No warning can be issued for legal behaviour in the spare time. The case is different if the employee violates the orders of the authorities when participating in a demonstration. In this case, the employee commits an administrative offence. Now, an administrative offence in private only has labour law consequences if there is a connection to the activity carried out at work. If official directives are violated, an employer can argue that the employee represents a danger to colleagues and third parties, if any, so that in fact there may be a connection. As a consequence, this behaviour would justify a warning.

Practical Tips

The foregoing shows that termination, even more so termination without notice, is generally not the means of first resort when employees violate measures to contain the pandemic. If an employee violates orders at the workplace, a warning should always be issued for such a violation.
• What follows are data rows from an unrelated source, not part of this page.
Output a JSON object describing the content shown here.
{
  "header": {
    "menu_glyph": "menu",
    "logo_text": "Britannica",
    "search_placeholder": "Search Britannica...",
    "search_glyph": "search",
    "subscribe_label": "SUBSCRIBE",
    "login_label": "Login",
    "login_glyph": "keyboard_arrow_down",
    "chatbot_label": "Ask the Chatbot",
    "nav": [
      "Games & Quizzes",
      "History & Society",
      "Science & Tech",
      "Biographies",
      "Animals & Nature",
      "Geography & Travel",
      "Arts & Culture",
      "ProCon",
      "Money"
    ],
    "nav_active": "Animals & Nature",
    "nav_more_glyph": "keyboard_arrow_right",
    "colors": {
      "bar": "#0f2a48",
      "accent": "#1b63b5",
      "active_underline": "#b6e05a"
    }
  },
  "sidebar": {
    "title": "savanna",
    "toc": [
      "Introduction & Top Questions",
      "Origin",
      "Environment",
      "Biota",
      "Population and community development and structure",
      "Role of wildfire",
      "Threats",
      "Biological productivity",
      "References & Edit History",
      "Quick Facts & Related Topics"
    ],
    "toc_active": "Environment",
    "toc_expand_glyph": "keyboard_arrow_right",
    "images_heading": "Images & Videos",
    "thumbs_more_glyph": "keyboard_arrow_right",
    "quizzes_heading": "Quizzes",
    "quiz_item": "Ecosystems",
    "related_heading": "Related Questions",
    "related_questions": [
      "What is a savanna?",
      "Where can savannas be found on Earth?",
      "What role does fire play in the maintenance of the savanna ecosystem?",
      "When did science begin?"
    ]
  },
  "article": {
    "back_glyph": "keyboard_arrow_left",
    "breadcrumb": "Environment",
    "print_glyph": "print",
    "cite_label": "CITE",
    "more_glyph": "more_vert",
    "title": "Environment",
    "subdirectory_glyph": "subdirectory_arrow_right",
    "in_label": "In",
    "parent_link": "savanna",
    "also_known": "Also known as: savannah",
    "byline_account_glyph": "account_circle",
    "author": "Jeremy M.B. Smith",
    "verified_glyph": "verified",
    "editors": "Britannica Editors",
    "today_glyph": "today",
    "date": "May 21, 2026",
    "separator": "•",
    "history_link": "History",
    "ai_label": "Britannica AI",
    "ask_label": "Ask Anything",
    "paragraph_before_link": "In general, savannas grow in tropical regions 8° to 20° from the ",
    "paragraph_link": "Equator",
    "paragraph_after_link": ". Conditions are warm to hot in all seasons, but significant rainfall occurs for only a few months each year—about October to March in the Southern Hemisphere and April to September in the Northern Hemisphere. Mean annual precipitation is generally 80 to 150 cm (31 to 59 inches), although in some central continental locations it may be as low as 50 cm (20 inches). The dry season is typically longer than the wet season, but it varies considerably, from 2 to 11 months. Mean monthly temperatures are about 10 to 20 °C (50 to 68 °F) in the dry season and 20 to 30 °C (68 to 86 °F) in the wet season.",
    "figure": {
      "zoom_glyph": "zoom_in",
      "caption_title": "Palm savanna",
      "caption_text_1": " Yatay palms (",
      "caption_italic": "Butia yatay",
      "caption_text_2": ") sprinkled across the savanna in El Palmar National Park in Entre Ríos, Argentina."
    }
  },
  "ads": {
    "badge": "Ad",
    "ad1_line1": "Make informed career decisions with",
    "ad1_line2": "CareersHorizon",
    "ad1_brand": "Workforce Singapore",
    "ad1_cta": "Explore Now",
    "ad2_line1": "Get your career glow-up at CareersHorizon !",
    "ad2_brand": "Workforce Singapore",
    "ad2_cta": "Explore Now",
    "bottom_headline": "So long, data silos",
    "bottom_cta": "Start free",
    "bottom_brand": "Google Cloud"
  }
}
In case of recurrence, the employer can then resort to termination. Whether ordinary or extraordinary termination then depends on the individual case. Attending a protest against coronavirus restrictions does not in itself constitute a breach of duty; the employer cannot prohibit participation. It will also probably not be legally enforceable to require subsequent testing. However, since the employee then represents a danger to colleagues and possibly also to third parties, unpaid leave could prevent this danger.

If an employee violates official directives when participating in a demonstration, also this violation can only in the rarest of cases be sufficient to give notice immediately. In addition to unpaid leave as mentioned above, a warning should be issued regarding the employee's conduct on the grounds that the employee has violated collateral obligations under the employment agreement. In case of recurrence, dismissal could then be considered.